In very premature neonates, repeated treatments with low doses of erythropoietin have been used in the prevention of necrotizing enterocolitis without evident adverse effects, supporting that when done early and prophylactically it has multiple beneficial effects in these children, with special indication in those at risk of such disease.^16,17

Severe anemia of the newborn is more frequent in very premature newborns than in term newborns, and its management is based mainly on red blood cell transfusion. That said, it is important to note that although the use of blood products is widespread in neonatal medicine, the evidence for their potential benefit is extremely limited. Recent studies suggest that red blood cell transfusions in neonates may increase the risk of necrotizing enterocolitis, transfer of infectious agents, bronchopulmonary dysplasia and neurodevelopmental disorders.

Hence, the controversy over the balance of risks and benefits attributable to the use of RBC transfusions is still controversial and requires further study. One of the main problems in deciding when to transfuse a newborn is the lack of a clear and consensual definition of severe anemia of the newborn.

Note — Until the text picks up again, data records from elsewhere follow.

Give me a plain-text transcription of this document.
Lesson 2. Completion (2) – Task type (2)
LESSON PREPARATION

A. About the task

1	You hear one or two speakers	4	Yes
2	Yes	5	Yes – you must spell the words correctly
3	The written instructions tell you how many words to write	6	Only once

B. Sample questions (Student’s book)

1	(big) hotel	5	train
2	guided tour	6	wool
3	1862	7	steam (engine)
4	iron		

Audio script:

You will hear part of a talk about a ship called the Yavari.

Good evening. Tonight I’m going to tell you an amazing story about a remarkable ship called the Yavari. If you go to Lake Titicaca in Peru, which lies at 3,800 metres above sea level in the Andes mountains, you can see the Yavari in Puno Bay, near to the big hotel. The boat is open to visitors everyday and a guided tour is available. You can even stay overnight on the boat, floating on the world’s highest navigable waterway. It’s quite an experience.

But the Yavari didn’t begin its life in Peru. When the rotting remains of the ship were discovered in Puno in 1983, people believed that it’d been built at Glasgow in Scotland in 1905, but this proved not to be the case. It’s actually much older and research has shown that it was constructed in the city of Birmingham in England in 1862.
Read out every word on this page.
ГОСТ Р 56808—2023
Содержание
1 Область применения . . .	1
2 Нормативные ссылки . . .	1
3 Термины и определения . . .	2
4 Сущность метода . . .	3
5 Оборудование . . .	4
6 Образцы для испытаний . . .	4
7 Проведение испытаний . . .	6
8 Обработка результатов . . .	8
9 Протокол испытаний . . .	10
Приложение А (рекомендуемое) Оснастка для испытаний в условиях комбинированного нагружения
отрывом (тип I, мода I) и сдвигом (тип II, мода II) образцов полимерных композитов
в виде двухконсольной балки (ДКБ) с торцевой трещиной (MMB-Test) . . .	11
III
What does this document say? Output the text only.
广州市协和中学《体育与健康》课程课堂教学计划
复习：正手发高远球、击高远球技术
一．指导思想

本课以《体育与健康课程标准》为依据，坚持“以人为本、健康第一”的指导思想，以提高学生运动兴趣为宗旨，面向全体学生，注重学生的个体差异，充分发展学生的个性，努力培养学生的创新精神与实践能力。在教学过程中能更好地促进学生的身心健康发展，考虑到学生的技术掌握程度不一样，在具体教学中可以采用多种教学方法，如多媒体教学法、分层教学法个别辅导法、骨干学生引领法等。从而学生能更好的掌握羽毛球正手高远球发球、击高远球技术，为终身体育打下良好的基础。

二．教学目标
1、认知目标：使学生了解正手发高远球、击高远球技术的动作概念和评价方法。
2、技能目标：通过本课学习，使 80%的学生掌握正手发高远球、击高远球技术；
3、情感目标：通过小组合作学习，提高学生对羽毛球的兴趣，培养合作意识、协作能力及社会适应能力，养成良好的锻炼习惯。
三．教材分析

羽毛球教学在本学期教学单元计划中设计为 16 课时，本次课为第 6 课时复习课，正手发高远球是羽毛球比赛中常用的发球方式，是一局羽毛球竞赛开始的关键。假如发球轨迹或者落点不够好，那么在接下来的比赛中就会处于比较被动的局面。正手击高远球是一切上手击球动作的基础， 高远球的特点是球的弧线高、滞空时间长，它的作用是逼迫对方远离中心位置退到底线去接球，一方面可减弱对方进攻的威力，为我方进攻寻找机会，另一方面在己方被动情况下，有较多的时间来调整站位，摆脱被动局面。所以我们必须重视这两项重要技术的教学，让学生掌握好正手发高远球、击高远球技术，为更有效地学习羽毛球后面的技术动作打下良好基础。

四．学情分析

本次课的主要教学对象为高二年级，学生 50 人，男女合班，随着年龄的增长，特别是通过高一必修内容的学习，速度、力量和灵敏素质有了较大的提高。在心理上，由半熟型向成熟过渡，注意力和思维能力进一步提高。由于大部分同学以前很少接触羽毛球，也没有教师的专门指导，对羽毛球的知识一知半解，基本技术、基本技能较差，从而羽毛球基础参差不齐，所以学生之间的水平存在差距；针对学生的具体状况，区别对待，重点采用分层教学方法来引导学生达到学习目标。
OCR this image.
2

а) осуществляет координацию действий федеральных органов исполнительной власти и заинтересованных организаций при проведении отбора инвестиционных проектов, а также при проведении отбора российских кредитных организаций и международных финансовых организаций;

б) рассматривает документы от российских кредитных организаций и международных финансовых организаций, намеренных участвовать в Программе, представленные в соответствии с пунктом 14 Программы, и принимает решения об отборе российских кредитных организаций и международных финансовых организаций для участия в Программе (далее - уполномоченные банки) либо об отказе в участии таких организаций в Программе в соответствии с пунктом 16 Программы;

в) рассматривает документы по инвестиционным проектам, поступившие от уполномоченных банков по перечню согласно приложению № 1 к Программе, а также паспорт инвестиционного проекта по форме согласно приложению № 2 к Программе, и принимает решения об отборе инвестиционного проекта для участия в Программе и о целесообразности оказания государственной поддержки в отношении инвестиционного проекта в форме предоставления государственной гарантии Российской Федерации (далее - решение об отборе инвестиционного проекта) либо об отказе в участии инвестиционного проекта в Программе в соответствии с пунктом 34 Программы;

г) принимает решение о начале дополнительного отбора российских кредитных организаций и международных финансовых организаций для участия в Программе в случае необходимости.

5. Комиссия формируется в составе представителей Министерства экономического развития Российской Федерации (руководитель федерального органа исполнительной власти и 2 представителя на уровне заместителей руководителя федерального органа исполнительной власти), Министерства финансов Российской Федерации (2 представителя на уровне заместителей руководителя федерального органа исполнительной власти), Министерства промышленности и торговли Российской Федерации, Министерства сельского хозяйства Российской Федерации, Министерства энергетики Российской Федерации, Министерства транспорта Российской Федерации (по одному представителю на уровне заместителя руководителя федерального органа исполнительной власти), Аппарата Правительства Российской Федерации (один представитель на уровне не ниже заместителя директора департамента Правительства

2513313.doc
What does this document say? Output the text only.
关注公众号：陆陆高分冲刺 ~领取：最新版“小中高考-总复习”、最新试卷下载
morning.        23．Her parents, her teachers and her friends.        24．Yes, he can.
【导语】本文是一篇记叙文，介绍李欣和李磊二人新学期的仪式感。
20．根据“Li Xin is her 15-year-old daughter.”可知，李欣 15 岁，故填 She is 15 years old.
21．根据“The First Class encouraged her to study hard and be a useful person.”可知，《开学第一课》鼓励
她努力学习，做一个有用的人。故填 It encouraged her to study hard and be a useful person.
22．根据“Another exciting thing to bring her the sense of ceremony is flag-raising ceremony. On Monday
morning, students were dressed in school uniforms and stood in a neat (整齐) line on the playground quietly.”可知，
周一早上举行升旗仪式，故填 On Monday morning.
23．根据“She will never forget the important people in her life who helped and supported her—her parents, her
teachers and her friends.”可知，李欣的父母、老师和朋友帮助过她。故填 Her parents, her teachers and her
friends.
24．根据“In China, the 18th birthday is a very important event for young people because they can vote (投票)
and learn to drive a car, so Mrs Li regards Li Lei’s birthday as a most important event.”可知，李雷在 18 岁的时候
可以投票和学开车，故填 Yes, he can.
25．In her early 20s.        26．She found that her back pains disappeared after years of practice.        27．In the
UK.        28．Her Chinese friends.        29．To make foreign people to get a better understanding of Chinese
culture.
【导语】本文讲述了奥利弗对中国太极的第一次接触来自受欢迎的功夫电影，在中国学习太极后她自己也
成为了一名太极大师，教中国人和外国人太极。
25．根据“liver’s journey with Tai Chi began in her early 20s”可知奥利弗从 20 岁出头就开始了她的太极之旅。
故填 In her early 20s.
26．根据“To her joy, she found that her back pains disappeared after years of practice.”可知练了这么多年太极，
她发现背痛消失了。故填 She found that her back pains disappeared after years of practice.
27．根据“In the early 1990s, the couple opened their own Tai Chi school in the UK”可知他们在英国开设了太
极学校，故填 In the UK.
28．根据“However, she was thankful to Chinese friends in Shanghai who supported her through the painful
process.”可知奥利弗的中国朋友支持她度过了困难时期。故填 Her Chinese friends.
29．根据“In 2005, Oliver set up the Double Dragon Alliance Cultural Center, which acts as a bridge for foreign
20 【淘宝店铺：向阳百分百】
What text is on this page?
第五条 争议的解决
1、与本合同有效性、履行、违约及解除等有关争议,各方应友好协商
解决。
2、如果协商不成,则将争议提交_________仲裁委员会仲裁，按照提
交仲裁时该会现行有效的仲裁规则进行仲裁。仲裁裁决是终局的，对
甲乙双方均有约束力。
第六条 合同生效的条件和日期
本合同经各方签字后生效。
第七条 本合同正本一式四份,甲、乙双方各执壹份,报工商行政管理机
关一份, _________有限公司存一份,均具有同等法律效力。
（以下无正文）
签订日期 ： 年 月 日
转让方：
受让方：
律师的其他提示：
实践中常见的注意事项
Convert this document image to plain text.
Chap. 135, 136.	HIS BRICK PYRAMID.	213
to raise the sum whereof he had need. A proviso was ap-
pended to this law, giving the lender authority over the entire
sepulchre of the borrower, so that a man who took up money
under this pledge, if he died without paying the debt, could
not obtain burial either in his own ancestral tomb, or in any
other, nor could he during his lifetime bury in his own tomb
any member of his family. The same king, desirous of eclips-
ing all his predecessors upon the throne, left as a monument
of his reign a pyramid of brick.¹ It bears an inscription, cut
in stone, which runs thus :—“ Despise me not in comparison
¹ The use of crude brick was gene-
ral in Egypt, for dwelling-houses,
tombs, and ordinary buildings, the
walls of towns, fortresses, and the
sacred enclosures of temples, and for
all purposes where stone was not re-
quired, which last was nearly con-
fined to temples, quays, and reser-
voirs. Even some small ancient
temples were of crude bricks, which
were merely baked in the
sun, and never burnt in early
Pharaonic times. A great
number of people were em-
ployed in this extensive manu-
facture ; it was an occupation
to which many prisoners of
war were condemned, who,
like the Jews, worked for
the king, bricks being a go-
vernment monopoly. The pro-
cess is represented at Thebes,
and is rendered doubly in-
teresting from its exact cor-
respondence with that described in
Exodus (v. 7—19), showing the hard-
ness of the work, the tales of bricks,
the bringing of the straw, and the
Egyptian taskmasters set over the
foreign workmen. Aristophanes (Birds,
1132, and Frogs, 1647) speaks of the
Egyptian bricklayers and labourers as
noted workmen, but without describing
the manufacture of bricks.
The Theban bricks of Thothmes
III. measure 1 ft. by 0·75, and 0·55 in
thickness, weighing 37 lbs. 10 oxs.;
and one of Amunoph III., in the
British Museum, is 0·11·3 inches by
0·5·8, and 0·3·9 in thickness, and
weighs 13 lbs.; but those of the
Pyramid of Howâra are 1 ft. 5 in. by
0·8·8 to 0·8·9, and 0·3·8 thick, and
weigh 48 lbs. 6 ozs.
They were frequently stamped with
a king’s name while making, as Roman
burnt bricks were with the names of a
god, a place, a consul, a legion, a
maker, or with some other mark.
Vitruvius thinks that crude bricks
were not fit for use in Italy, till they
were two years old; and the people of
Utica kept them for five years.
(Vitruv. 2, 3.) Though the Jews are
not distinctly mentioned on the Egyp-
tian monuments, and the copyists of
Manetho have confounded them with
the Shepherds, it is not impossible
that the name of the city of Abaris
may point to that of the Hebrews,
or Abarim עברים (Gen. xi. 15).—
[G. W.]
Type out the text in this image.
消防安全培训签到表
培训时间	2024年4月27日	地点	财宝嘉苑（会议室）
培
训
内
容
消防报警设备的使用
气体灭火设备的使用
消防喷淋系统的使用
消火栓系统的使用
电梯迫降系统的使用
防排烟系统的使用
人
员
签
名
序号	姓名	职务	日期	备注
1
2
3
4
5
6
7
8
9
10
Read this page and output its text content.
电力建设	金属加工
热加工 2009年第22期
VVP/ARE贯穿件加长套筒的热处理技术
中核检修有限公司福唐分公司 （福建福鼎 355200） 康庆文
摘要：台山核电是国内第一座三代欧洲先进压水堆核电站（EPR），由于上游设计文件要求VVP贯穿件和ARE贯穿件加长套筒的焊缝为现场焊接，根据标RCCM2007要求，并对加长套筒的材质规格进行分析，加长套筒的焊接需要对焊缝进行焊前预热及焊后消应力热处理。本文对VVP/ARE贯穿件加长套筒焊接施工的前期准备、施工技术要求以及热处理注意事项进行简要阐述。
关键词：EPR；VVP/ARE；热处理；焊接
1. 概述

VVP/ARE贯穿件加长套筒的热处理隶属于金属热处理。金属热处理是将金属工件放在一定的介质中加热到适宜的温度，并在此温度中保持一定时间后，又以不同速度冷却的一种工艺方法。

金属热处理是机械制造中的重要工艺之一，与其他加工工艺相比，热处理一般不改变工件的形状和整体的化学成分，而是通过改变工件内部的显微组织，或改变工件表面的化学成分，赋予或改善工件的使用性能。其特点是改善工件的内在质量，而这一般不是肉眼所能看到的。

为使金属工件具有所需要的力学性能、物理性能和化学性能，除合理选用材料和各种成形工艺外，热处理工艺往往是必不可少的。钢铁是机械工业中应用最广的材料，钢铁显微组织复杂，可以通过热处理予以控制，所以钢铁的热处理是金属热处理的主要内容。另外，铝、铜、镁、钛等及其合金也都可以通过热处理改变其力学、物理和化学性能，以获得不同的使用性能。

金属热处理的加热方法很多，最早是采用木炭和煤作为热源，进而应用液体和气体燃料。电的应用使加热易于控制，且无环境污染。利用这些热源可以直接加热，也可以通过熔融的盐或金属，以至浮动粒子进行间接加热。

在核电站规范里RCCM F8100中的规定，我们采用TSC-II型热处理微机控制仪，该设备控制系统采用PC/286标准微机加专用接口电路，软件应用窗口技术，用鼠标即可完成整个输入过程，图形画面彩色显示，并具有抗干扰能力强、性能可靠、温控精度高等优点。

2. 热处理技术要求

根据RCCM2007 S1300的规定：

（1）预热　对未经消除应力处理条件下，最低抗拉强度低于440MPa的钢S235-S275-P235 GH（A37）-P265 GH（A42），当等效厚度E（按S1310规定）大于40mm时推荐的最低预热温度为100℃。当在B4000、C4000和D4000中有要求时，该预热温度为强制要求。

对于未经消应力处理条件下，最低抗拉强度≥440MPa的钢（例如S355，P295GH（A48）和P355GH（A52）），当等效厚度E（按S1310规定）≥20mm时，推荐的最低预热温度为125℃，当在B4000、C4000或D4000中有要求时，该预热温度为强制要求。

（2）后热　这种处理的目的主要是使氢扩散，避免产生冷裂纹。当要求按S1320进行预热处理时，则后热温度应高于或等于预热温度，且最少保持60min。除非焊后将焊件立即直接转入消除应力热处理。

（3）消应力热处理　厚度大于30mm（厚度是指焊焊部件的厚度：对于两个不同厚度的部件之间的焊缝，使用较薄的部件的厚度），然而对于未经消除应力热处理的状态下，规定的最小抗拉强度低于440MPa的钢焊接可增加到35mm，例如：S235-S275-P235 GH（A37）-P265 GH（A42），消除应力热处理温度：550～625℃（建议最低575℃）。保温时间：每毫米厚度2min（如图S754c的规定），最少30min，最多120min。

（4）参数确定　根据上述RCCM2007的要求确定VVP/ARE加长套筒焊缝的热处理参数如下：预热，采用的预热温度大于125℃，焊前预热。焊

In the absence of such a definition, different specific cut-off points for hemoglobin have been tested. Of these, one that has been gaining popularity for defining severe anemia in neonates, especially because it has already been tested in different clinical trials, is a cutoff hemoglobin level of 8 g/dL or lower. Regarding the volume to transfuse, these usually vary between 5 and 20 ml/kg. While there is still insufficient evidence to establish an optimal transfusion volume for newborns, it has been reported that volumes of 20 ml/kg are associated with a lower risk of requiring repeated transfusions.²

However, recent studies have found an association of severe anemia and red blood cell (RBC) transfusions with bronchopulmonary dysplasia (BPD), necrotizing enterocolitis and retinopathy in premature infants, especially the smallest ones, where a higher volume and a greater number of RBC transfusions are directly related to their severity, so medical methods should be adopted to prevent severe anemia and reduce RBC transfusions because of the risks involved.^18,19,20

Use of the lower thresholds, 11 g/dL for critically ill infants and 7 g/dL for stable infants, will reduce transfusions, conserve blood for the most needy patients, and reduce the risks associated with transfusions. The burden of proving safety rests on anyone proposing to use higher or lower thresholds than those studied. Delayed cord clamping at birth, measures to minimize blood loss from phlebotomy, and good nutritional practices are also important means of limiting the need for blood transfusion. New tools and effective individualized and preventive decisions need to be made for each patient, especially those born prematurely.^21,22,23,24

CONCLUSIONS

Anemia of the newborn is a complex pathology whose diagnosis and management is still in many aspects quite controversial. Therefore, it is recommended that all newborns with suspected anemia receive specialized and individualized management, assessing their health status comprehensively and receiving optimal management without triggering other complications or even negatively influencing the neurodevelopment and quality of life of children. Rare diseases can also present in daily clinical practice. We must make a correct differential diagnosis and thus ensure appropriate treatment. With this review, an update on neonatal anemia was developed allowing an optimal and updated management of neonatal anemia, useful for neonatology services and staff in training.